Stitch EVTX docs
Operations

Performance Notes

This page documents Stitch's concurrency behavior and the repeatable benchmark harness used to compare local changes. Public docs describe how to measure performance, not project-internal benchmark results.

Rayon File-Level Parallelism

Rayon is used for file-level parallelism in modes where each input file can be processed independently and then merged back in discovery order.

Concurrency is the default execution strategy when there is more than one input file and the mode can be parallelized safely. --jobs 0, the CLI default, uses Rayon's system-sized worker pool. Use --jobs 1 to force sequential file processing.

Current parallelized paths:

  1. search when --limit is not set, including | summarize aggregation.
  2. dump for JSONL, JSON, and projected CSV.
  3. hunt only when correlation is disabled or no correlation rules are loaded.

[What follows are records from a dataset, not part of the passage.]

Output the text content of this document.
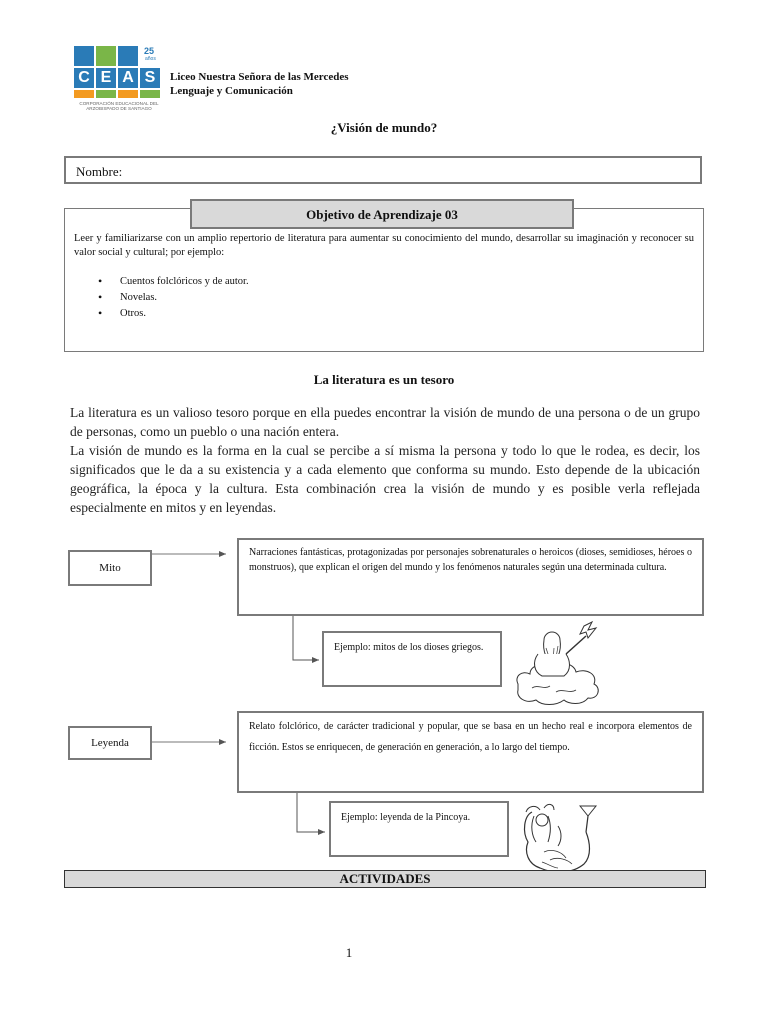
25
años
C E A S
CORPORACIÓN EDUCACIONAL DEL ARZOBISPADO DE SANTIAGO
Liceo Nuestra Señora de las Mercedes
Lenguaje y Comunicación
¿Visión de mundo?
Nombre:
Objetivo de Aprendizaje 03
Leer y familiarizarse con un amplio repertorio de literatura para aumentar su conocimiento del mundo, desarrollar su imaginación y reconocer su valor social y cultural; por ejemplo:
• Cuentos folclóricos y de autor.
• Novelas.
• Otros.
La literatura es un tesoro

La literatura es un valioso tesoro porque en ella puedes encontrar la visión de mundo de una persona o de un grupo de personas, como un pueblo o una nación entera.

La visión de mundo es la forma en la cual se percibe a sí misma la persona y todo lo que le rodea, es decir, los significados que le da a su existencia y a cada elemento que conforma su mundo. Esto depende de la ubicación geográfica, la época y la cultura. Esta combinación crea la visión de mundo y es posible verla reflejada especialmente en mitos y en leyendas.

Mito
Narraciones fantásticas, protagonizadas por personajes sobrenaturales o heroicos (dioses, semidioses, héroes o monstruos), que explican el origen del mundo y los fenómenos naturales según una determinada cultura.
Ejemplo: mitos de los dioses griegos.
Leyenda
Relato folclórico, de carácter tradicional y popular, que se basa en un hecho real e incorpora elementos de ficción. Estos se enriquecen, de generación en generación, a lo largo del tiempo.
Ejemplo: leyenda de la Pincoya.
ACTIVIDADES
1
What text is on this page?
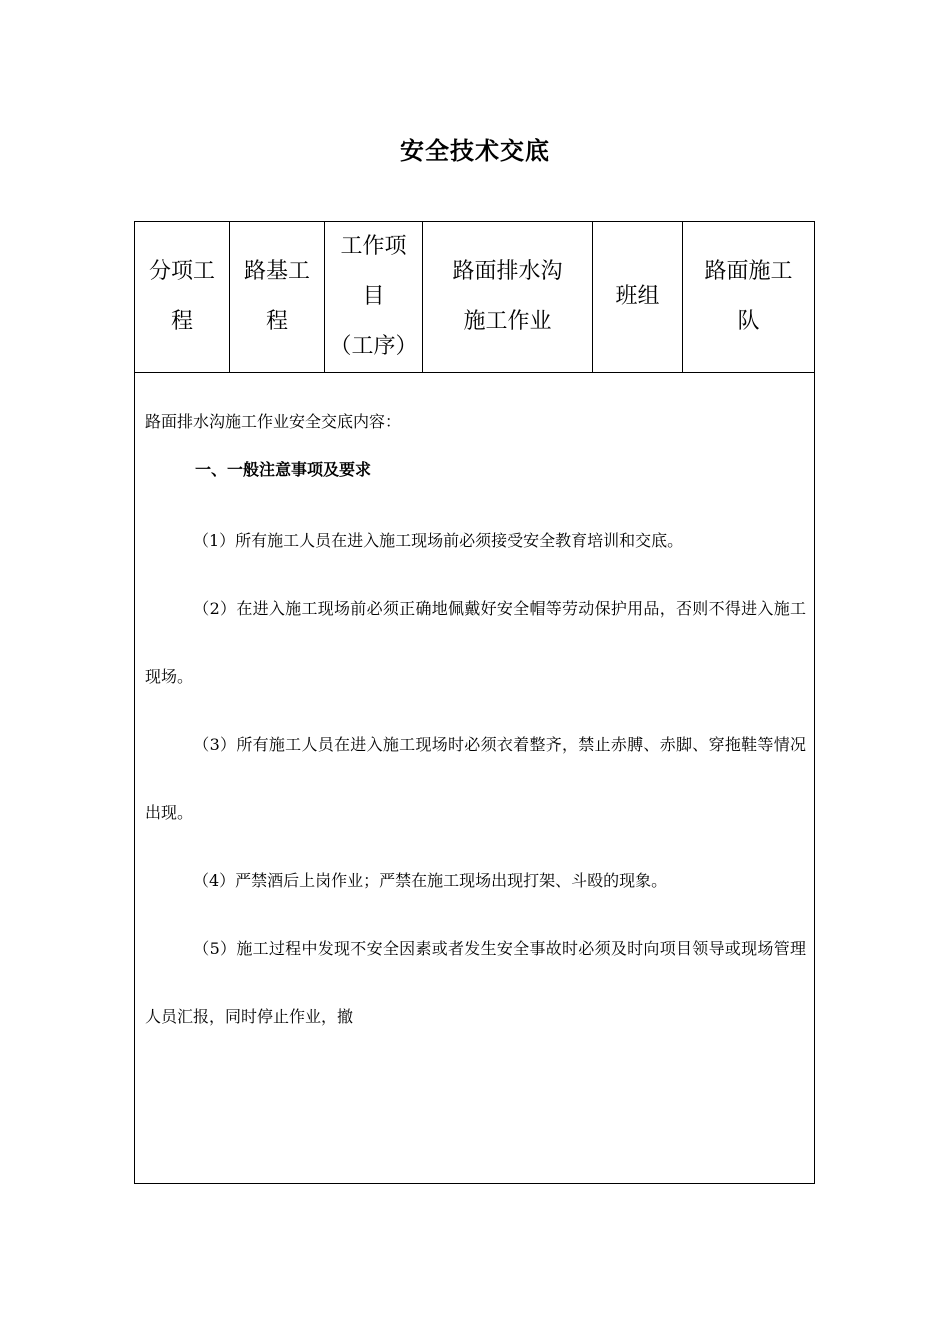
安全技术交底
分项工
程
路基工
程
工作项
目
（工序）
路面排水沟
施工作业
班组
路面施工
队

路面排水沟施工作业安全交底内容：

一、一般注意事项及要求

（1）所有施工人员在进入施工现场前必须接受安全教育培训和交底。

（2）在进入施工现场前必须正确地佩戴好安全帽等劳动保护用品，否则不得进入施工现场。

（3）所有施工人员在进入施工现场时必须衣着整齐，禁止赤膊、赤脚、穿拖鞋等情况出现。

（4）严禁酒后上岗作业；严禁在施工现场出现打架、斗殴的现象。

（5）施工过程中发现不安全因素或者发生安全事故时必须及时向项目领导或现场管理人员汇报，同时停止作业，撤
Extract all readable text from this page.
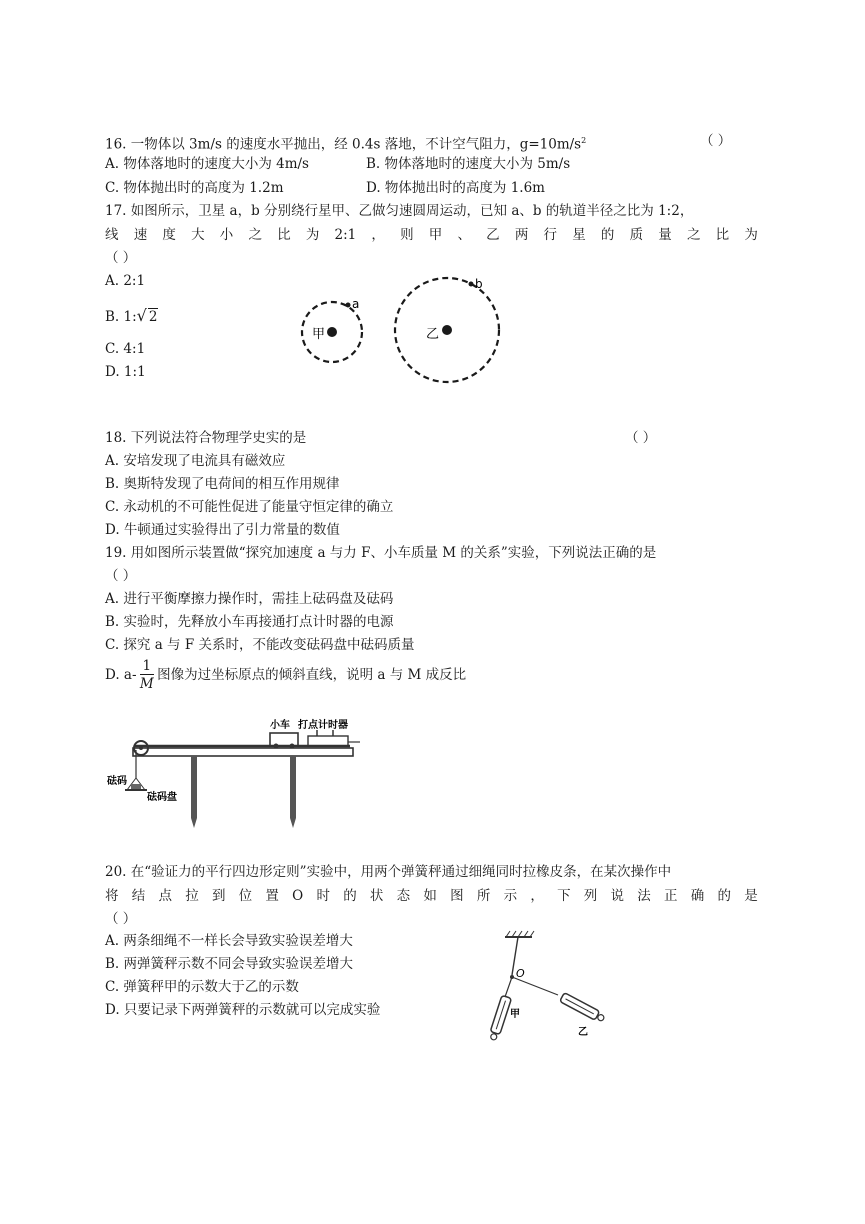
16. 一物体以 3m/s 的速度水平抛出，经 0.4s 落地，不计空气阻力，$g=10m/s^2$	（ ）
A. 物体落地时的速度大小为 4m/s	B. 物体落地时的速度大小为 5m/s
C. 物体抛出时的高度为 1.2m	D. 物体抛出时的高度为 1.6m
17. 如图所示，卫星 a，b 分别绕行星甲、乙做匀速圆周运动，已知 a、b 的轨道半径之比为 1:2，
线 速 度 大 小 之 比 为 2:1 ， 则 甲 、 乙 两 行 星 的 质 量 之 比 为
（ ）
A. 2:1
B. 1:√ 2
C. 4:1
D. 1:1
甲
a
乙
b
18. 下列说法符合物理学史实的是	（ ）
A. 安培发现了电流具有磁效应
B. 奥斯特发现了电荷间的相互作用规律
C. 永动机的不可能性促进了能量守恒定律的确立
D. 牛顿通过实验得出了引力常量的数值
19. 用如图所示装置做“探究加速度 a 与力 F、小车质量 M 的关系”实验，下列说法正确的是
（ ）
A. 进行平衡摩擦力操作时，需挂上砝码盘及砝码
B. 实验时，先释放小车再接通打点计时器的电源
C. 探究 a 与 F 关系时，不能改变砝码盘中砝码质量
D. $a- \frac{1}{M}$ 图像为过坐标原点的倾斜直线，说明 a 与 M 成反比
小车 打点计时器
砝码
砝码盘
20. 在“验证力的平行四边形定则”实验中，用两个弹簧秤通过细绳同时拉橡皮条，在某次操作中
将 结 点 拉 到 位 置 O 时 的 状 态 如 图 所 示 ， 下 列 说 法 正 确 的 是
（ ）
A. 两条细绳不一样长会导致实验误差增大
B. 两弹簧秤示数不同会导致实验误差增大
C. 弹簧秤甲的示数大于乙的示数
D. 只要记录下两弹簧秤的示数就可以完成实验
O
甲
乙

Sequential paths by design:

  1. Single-file input, because current parallelism is file-level.
  2. Explicit --jobs 1.
  3. search --limit, because early termination affects scan counts, output, and
    aggregation input.
  4. Correlation-enabled hunt, because correlation state is event-order and
    watermark sensitive.

Concurrency regression tests use repeated generated fixture paths through --paths-from. They compare --jobs 1 and --jobs 4 output under a 10-second child-process timeout, killing the child process if the timeout is exceeded.

Fixture Timing Harness

Use the checked-in harness for repeatable fixture timing:

scripts/bench-local.sh

The harness builds the configured local profile, calls the resulting target/<profile>/stitch binary directly, generates a repeated fixture path list under target/benchmarks, and writes target/benchmarks/report.md.

Environment controls:

STITCH_BENCH_PROFILE=release      # default
STITCH_BENCH_REPETITIONS=1000     # default repeated fixture count
STITCH_BENCH_OUT_DIR=target/benchmarks
STITCH_BENCH_TIME=/usr/bin/time

For a quick smoke run:

STITCH_BENCH_PROFILE=dev STITCH_BENCH_REPETITIONS=1 scripts/bench-local.sh

When recording timing results during development, include:

  1. Date.
  2. Command.
  3. Dataset.
  4. Job count.
  5. Wall-clock result.
  6. Notes about cache warmth and output destination.
  7. Peak resident memory when the change may affect buffering or streaming.
  8. Whether stdout was redirected, written to a file, or left attached to a
    terminal.

Prefer cargo run --profile <profile> -- ... or an explicit target/<profile>/stitch path. Do not benchmark an older installed stitch from PATH.

For large-file checks, use a generated or representative EVTX file that is large enough to exercise output buffering and parser throughput. Compare baseline and branch commands with the same binary profile, dataset, output destination, and cache conditions. Record benchmark notes in the pull request or local benchmark report rather than publishing dated results in this public page.

Aggregation Memory Behavior

search | summarize keeps one in-memory state row per distinct group key. It does not retain raw event payloads. count() stores only a counter per group. make_set() stores distinct stringified field values up to its optional maxSize; use a small explicit maxSize for high-cardinality fields such as process command lines, file paths, or remote IPs in broad searches.

Parallel aggregation builds per-input partial group state and merges those states after file processing. This keeps worker ownership simple and avoids unbounded event queues, but peak memory is roughly the sum of live partial group states plus the final merged state.